Editor’s note… What recession?

What recession?

John Thomé

John Thomé

In this harsh economic climate, isn’t it refreshing to see that the retail sector, in particular shopping malls large and small, continue to grow and prosper?

Consider the range of shopping centres and malls either currently under construction or being refurbished, or having been recently completed – the list, and its relative contribution to our economy at various levels – is indeed significant:

Construction and finishing of the iconic Mall of Africa has just been completed, and opened amidst great fanfare in April; expansion of Fourways Mall will double its size within the next two years; the recently refurbished Eastgate Mall as well as East Rand Mall (which is also being renamed East Point Mall); Cresta; The Pavilion in KwaZulu-Natal; Century City; Ballito Junction; Blue Route Mall in 2014; Rustenburg’s Waterfall Mall; and Kyalami Corner now under construction, to name a few. The list is seemingly endless – and let’s not forget those under construction in the rest of Africa.

This is not a new trend or phenomenon, but one that has been ongoing for decades. Cyclic in nature, property owners take advantage of the current low cost of construction – and plan new malls and revamps accordingly in these tough times.

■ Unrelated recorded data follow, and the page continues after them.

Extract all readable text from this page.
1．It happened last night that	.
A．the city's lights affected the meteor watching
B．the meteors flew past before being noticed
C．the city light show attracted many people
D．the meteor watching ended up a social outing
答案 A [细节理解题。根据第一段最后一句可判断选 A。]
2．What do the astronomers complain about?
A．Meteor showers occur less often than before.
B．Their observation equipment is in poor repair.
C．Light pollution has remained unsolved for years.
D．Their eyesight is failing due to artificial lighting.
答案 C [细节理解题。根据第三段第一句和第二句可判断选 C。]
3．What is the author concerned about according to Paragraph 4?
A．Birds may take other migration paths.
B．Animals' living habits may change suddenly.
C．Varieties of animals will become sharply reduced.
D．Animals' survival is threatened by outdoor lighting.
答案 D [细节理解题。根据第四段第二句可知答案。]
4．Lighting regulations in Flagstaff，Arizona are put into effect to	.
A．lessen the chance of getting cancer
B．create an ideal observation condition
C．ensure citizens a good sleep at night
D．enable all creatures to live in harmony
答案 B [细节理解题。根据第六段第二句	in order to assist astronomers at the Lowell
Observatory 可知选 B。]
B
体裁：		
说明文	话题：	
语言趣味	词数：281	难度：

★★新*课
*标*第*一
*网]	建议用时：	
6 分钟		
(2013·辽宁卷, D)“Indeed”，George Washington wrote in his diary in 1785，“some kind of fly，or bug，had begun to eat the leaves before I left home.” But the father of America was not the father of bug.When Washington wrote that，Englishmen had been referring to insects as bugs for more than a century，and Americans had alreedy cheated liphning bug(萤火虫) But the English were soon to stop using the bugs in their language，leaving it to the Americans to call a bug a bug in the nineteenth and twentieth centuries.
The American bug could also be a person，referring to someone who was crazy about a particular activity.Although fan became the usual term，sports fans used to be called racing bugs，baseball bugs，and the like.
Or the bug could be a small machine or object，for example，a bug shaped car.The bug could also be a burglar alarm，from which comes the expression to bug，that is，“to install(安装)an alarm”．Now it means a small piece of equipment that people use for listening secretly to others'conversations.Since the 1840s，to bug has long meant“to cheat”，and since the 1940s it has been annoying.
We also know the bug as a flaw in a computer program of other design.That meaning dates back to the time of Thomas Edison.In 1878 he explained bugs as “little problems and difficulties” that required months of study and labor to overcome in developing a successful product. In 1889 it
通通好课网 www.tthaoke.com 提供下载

Whilst this is no panacea for our ailing construction sector, it is certainly an encouraging indicator in terms of investor confidence at development level, as well as retail operation level with home brands coming to the party all the way, and with new international brands demonstrating their confidence by opening up in South Africa.

Let’s hope that this thread of continued growth and success in retail development and operation forms the catalyst to spin off confidence across our economic spectrum.

That said, I wish to thank Bernadette for her outstanding work in bringing Shopping and Retail SA to such great heights. We wish her every success in her new endeavours.

It’s certainly exciting to be back in the vibrant field of shopping and retail.